Laissez les bons temps rouler! Let the good times roll!
That was the motto for the big fais do-do (party) at the Tralf as Tab Benoit's Swampland Jam rolled into town Friday. Towards the end of the show, when Big Chief Monk Boudreaux finally emerged from the backstage area -- resplendent in a multi-colored headdress and an outer garment that would've made Nudie Cohn (the legendary maker of rhinestone-encrusted splendor for country music stars) envious -- the evening was complete.
Benoit's background as a Grammy nominated blues guitarist who has played alongside Jimmy Thackery and Louisiana legends like Raful Neal, Tabby Thomas and Henry Gray gives him a certain cache, one that is backed up by powerhouse picking and rough-hewn vocals. Combine his talents with those of a couple of his bandmates for the evening and you end up with a stage filled with the makings of a super group.
Those bandmates included Cyril Neville, whose background as percussionist with the Meters and the Grammy Award winning Neville Brothers is impeccable, and Waylon Thibodeaux, the former Louisiana State Fiddle Champion (back in 1984 when he was only 16) has become a Zydeco/Cajun institution in Bourbon Street clubs of New Orleans.
And then there's Boudreaux, a key figure in the specialized world of Mardi Gras Indians, a former associate in Bo Dollis' Wild Magnolias and the current leader of the Golden Eagles. Even though Tab Benoit was the titular leader of the ensemble, it seemed as if Boudreaux's presence on stage -- the way he sang and moved, the nearly palpable glow radiating from his face -- required that honor be paid towards the senior member of the tribe.
There was a large space in front of the stage and it was filled with a bouncing, dancing mass of humanity. Every song played, whether it was a NOLA classic like Benoit's take on Professor Longhair's "Her Mind is Gone," Thibodeaux's riff on Rusty and Doug's "Louisiana Man" or any number of original tunes, the results were drenched in bayou essences.
That large space was still there before Benoit and his associates took the stage but it started to fill up when the Tin Men -- a uniquely composed trio of washboard, sousaphone and guitar -- got the audience on its side with a mix of material that emphasized the traditional ("Do the Mess Around" and "Such A Night") but included, as an encore, an outrageous version of Led Zeppelin's "Immigrant Song." The band members also got the audience all hyped up for partying by uncoupling from their amplifiers (yep, even the sousaphone had a microphone) and wending their way through the Tralf, parting the crowd as they danced a path off the stage and creating a wave of happy followers in the process.
Buffalo was fairly represented at the start of the night with performances by the Steam Donkeys and the Brass Monkeez, two bands offering alternatives to what would occur later in the evening.

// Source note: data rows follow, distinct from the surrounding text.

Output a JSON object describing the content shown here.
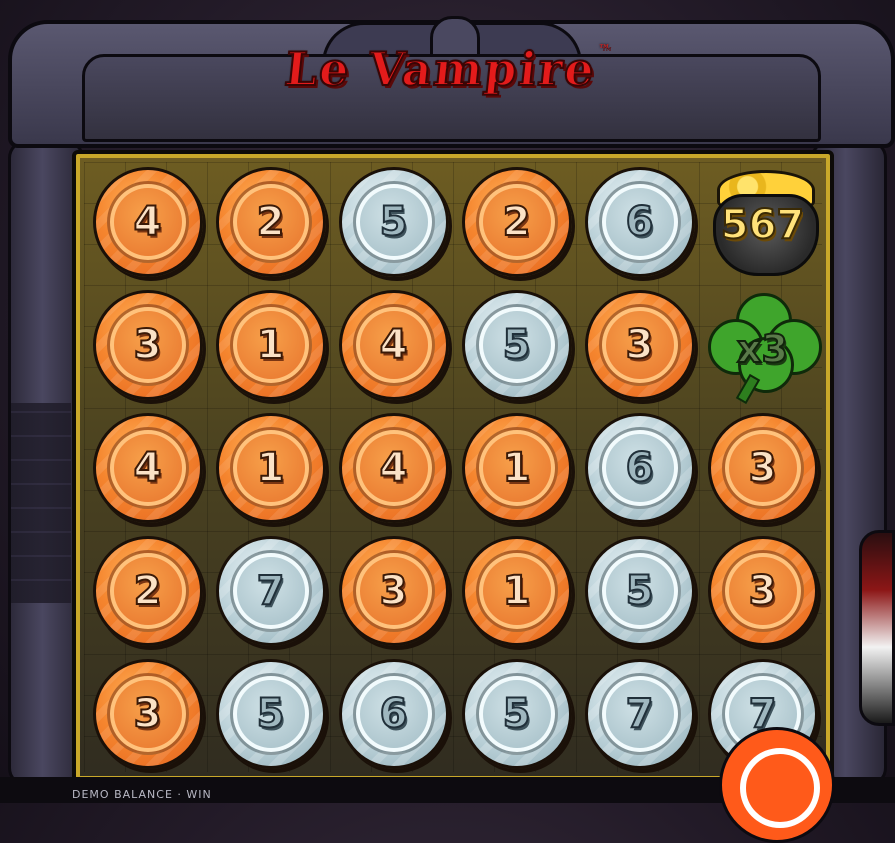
{
  "game": {
    "title": "Le Vampire",
    "trademark": "™"
  },
  "grid": [
    [
      {
        "type": "copper",
        "value": "4"
      },
      {
        "type": "copper",
        "value": "2"
      },
      {
        "type": "silver",
        "value": "5"
      },
      {
        "type": "copper",
        "value": "2"
      },
      {
        "type": "silver",
        "value": "6"
      },
      {
        "type": "pot",
        "value": "567"
      }
    ],
    [
      {
        "type": "copper",
        "value": "3"
      },
      {
        "type": "copper",
        "value": "1"
      },
      {
        "type": "copper",
        "value": "4"
      },
      {
        "type": "silver",
        "value": "5"
      },
      {
        "type": "copper",
        "value": "3"
      },
      {
        "type": "clover",
        "value": "x3"
      }
    ],
    [
      {
        "type": "copper",
        "value": "4"
      },
      {
        "type": "copper",
        "value": "1"
      },
      {
        "type": "copper",
        "value": "4"
      },
      {
        "type": "copper",
        "value": "1"
      },
      {
        "type": "silver",
        "value": "6"
      },
      {
        "type": "copper",
        "value": "3"
      }
    ],
    [
      {
        "type": "copper",
        "value": "2"
      },
      {
        "type": "silver",
        "value": "7"
      },
      {
        "type": "copper",
        "value": "3"
      },
      {
        "type": "copper",
        "value": "1"
      },
      {
        "type": "silver",
        "value": "5"
      },
      {
        "type": "copper",
        "value": "3"
      }
    ],
    [
      {
        "type": "copper",
        "value": "3"
      },
      {
        "type": "silver",
        "value": "5"
      },
      {
        "type": "silver",
        "value": "6"
      },
      {
        "type": "silver",
        "value": "5"
      },
      {
        "type": "silver",
        "value": "7"
      },
      {
        "type": "silver",
        "value": "7"
      }
    ]
  ],
  "hud": {
    "balance_label": "DEMO BALANCE · WIN"
  },
  "colors": {
    "copper": "#f5852e",
    "silver": "#bcd2d9",
    "board": "#4d4420",
    "title_red": "#e31b1b",
    "spin_button": "#ff5a1a"
  }
}
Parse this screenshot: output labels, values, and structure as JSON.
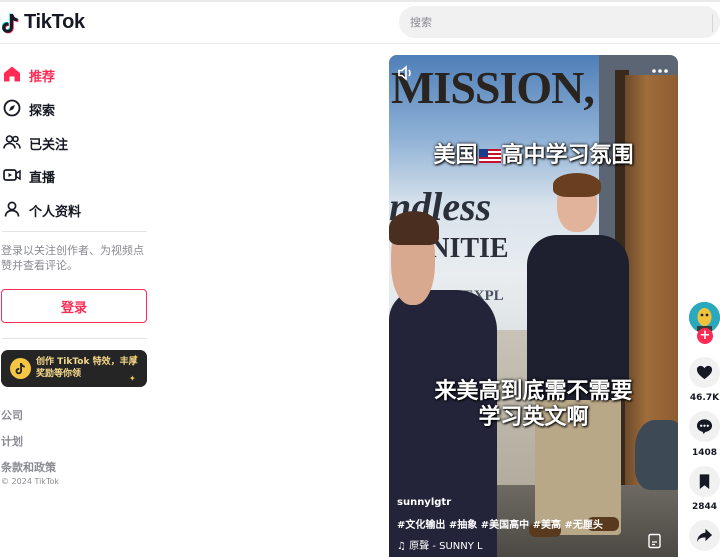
{
  "app": {
    "name": "TikTok"
  },
  "search": {
    "placeholder": "搜索"
  },
  "sidebar": {
    "items": [
      {
        "label": "推荐",
        "active": true
      },
      {
        "label": "探索"
      },
      {
        "label": "已关注"
      },
      {
        "label": "直播"
      },
      {
        "label": "个人资料"
      }
    ],
    "login_hint": "登录以关注创作者、为视频点赞并查看评论。",
    "login_button": "登录",
    "banner_text": "创作 TikTok 特效，丰厚奖励等你领",
    "footer": {
      "company": "公司",
      "program": "计划",
      "terms": "条款和政策",
      "copyright": "© 2024 TikTok"
    }
  },
  "video": {
    "poster_words": [
      "MISSION,",
      "ndless",
      "UNITIE",
      "RG/EXPL"
    ],
    "caption_top_prefix": "美国",
    "caption_top_suffix": "高中学习氛围",
    "caption_line1": "来美高到底需不需要",
    "caption_line2": "学习英文啊",
    "author": "sunnylgtr",
    "hashtags": "#文化输出 #抽象 #美国高中 #美高 #无厘头",
    "music": "原聲 - SUNNY L"
  },
  "actions": {
    "likes": "46.7K",
    "comments": "1408",
    "saves": "2844"
  },
  "colors": {
    "accent": "#fe2c55",
    "text": "#161823",
    "muted": "#8a8b91"
  }
}
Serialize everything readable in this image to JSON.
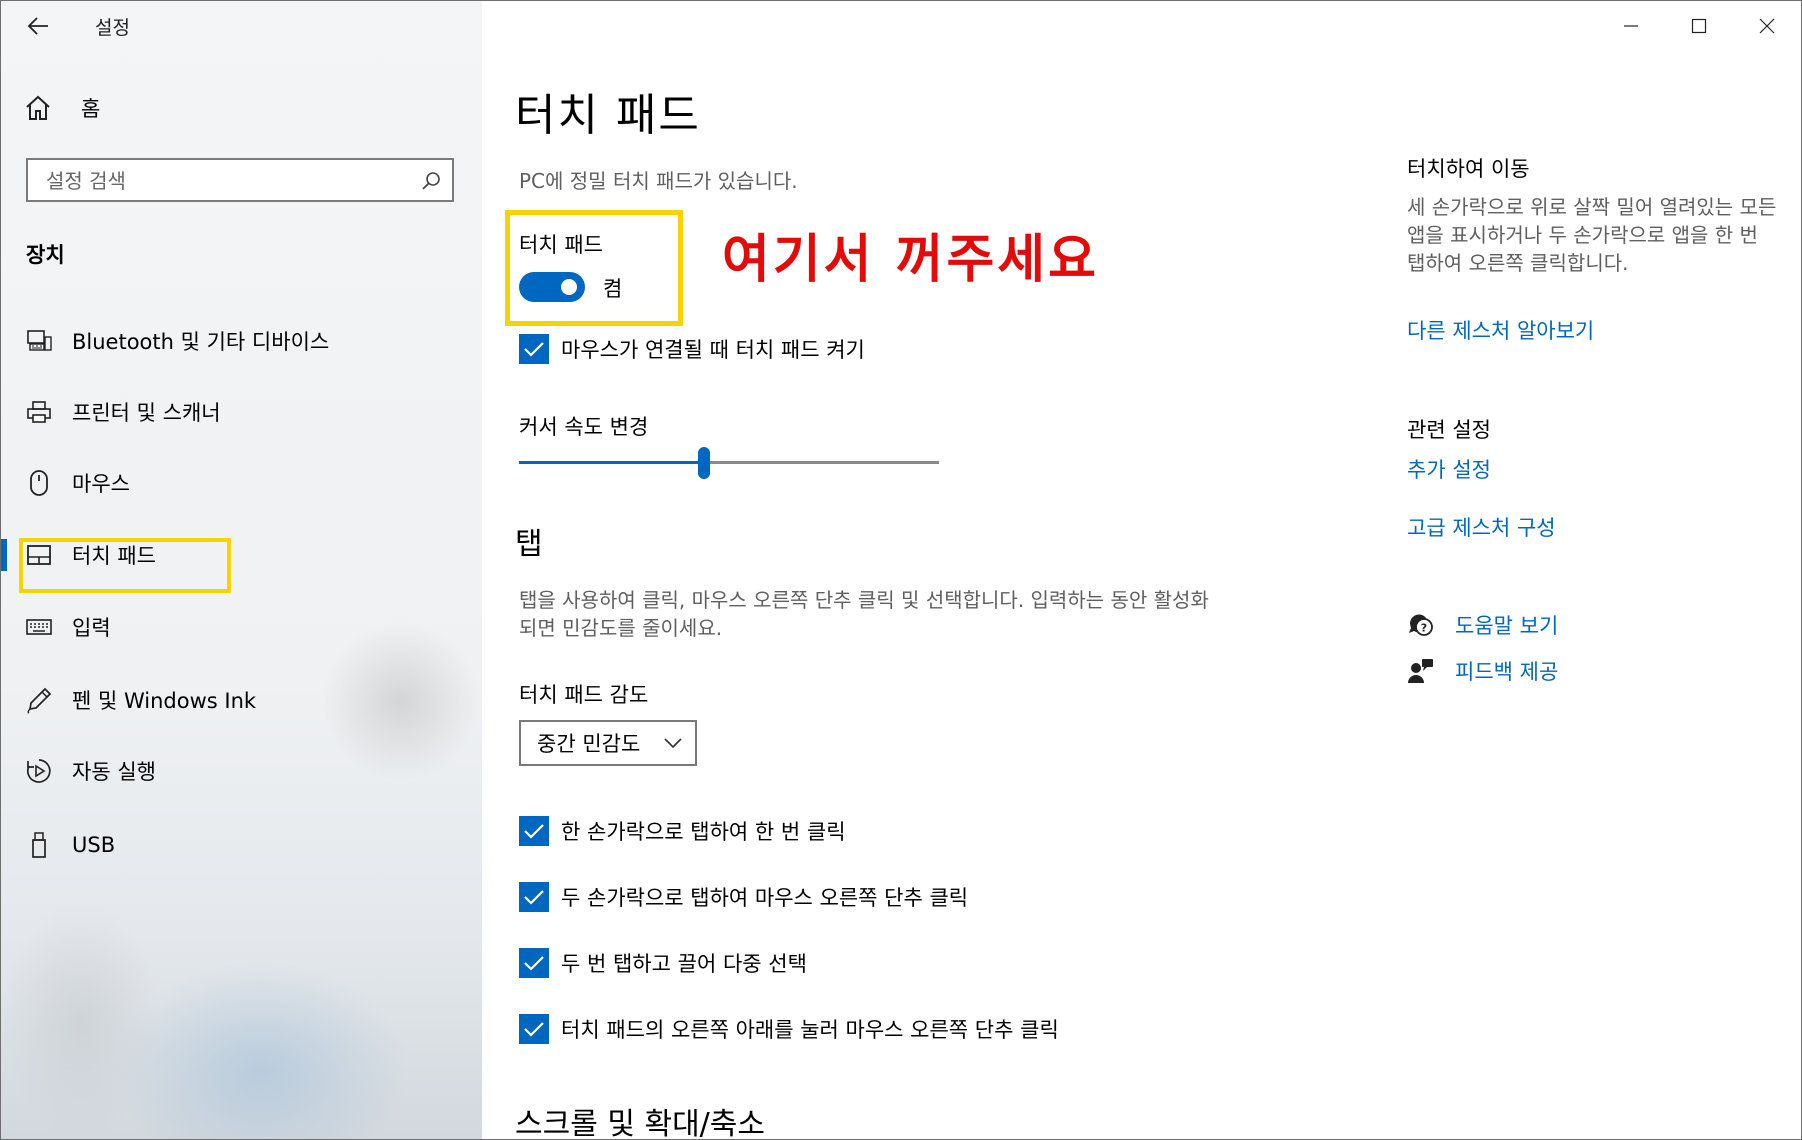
{
  "window": {
    "title": "설정",
    "controls": {
      "minimize_icon": "minimize-icon",
      "maximize_icon": "maximize-icon",
      "close_icon": "close-icon"
    }
  },
  "sidebar": {
    "home_label": "홈",
    "search_placeholder": "설정 검색",
    "section": "장치",
    "items": [
      {
        "label": "Bluetooth 및 기타 디바이스",
        "icon": "bluetooth-devices-icon"
      },
      {
        "label": "프린터 및 스캐너",
        "icon": "printer-icon"
      },
      {
        "label": "마우스",
        "icon": "mouse-icon"
      },
      {
        "label": "터치 패드",
        "icon": "touchpad-icon",
        "selected": true
      },
      {
        "label": "입력",
        "icon": "keyboard-icon"
      },
      {
        "label": "펜 및 Windows Ink",
        "icon": "pen-icon"
      },
      {
        "label": "자동 실행",
        "icon": "autoplay-icon"
      },
      {
        "label": "USB",
        "icon": "usb-icon"
      }
    ]
  },
  "main": {
    "title": "터치 패드",
    "precision_desc": "PC에 정밀 터치 패드가 있습니다.",
    "toggle": {
      "title": "터치 패드",
      "state": "켬",
      "on": true
    },
    "annotation": "여기서 꺼주세요",
    "mouse_connected_check": {
      "label": "마우스가 연결될 때 터치 패드 켜기",
      "checked": true
    },
    "cursor_speed": {
      "label": "커서 속도 변경",
      "value_fraction": 0.44
    },
    "taps": {
      "title": "탭",
      "description": "탭을 사용하여 클릭, 마우스 오른쪽 단추 클릭 및 선택합니다. 입력하는 동안 활성화되면 민감도를 줄이세요.",
      "sensitivity_label": "터치 패드 감도",
      "sensitivity_value": "중간 민감도",
      "options": [
        {
          "label": "한 손가락으로 탭하여 한 번 클릭",
          "checked": true
        },
        {
          "label": "두 손가락으로 탭하여 마우스 오른쪽 단추 클릭",
          "checked": true
        },
        {
          "label": "두 번 탭하고 끌어 다중 선택",
          "checked": true
        },
        {
          "label": "터치 패드의 오른쪽 아래를 눌러 마우스 오른쪽 단추 클릭",
          "checked": true
        }
      ]
    },
    "scroll_title": "스크롤 및 확대/축소"
  },
  "right": {
    "gesture_head": "터치하여 이동",
    "gesture_desc": "세 손가락으로 위로 살짝 밀어 열려있는 모든 앱을 표시하거나 두 손가락으로 앱을 한 번 탭하여 오른쪽 클릭합니다.",
    "gesture_link": "다른 제스처 알아보기",
    "related_head": "관련 설정",
    "related_links": [
      "추가 설정",
      "고급 제스처 구성"
    ],
    "help_label": "도움말 보기",
    "feedback_label": "피드백 제공"
  },
  "colors": {
    "accent": "#0067c0",
    "highlight": "#f5d400",
    "annotation": "#e30a0a"
  }
}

The Steam Donkeys are a known quantity. Its shows are polished without being pretentious, and front man Buck Quigley is a comfortable master of ceremonies for the country-tinged tunesmithing it has developed over the years. When the band sang about "raising the bar a little higher," I was forced to accept that the snippet of "How Dry I Am" slipped into the middle of the piece, and Bob Marley's classic "Rivers of Babylon" both carry elements of the same melody in much the same way that the Blind Boys of Alabama have taken "Amazing Grace" and grafted the lyrics onto a bed that sounds suspiciously like "House of the Rising Sun."
The program's opener, the Brass Monkeez, is a young band with all the virtues and opportunities for improvement that go along with that status. It won the right to be on the bill by winning the student battle of the bands at the 2011 Music is Art Festival last summer. Based on its influences (Phish, the Grateful Dead, etc.,) the band appears well on its way to treading the same jam band path taken by Umphrey's McGee and moe.
Tab Benoit's Swampland Jam
Friday night in the Tralf Music Hall, 622 Main St.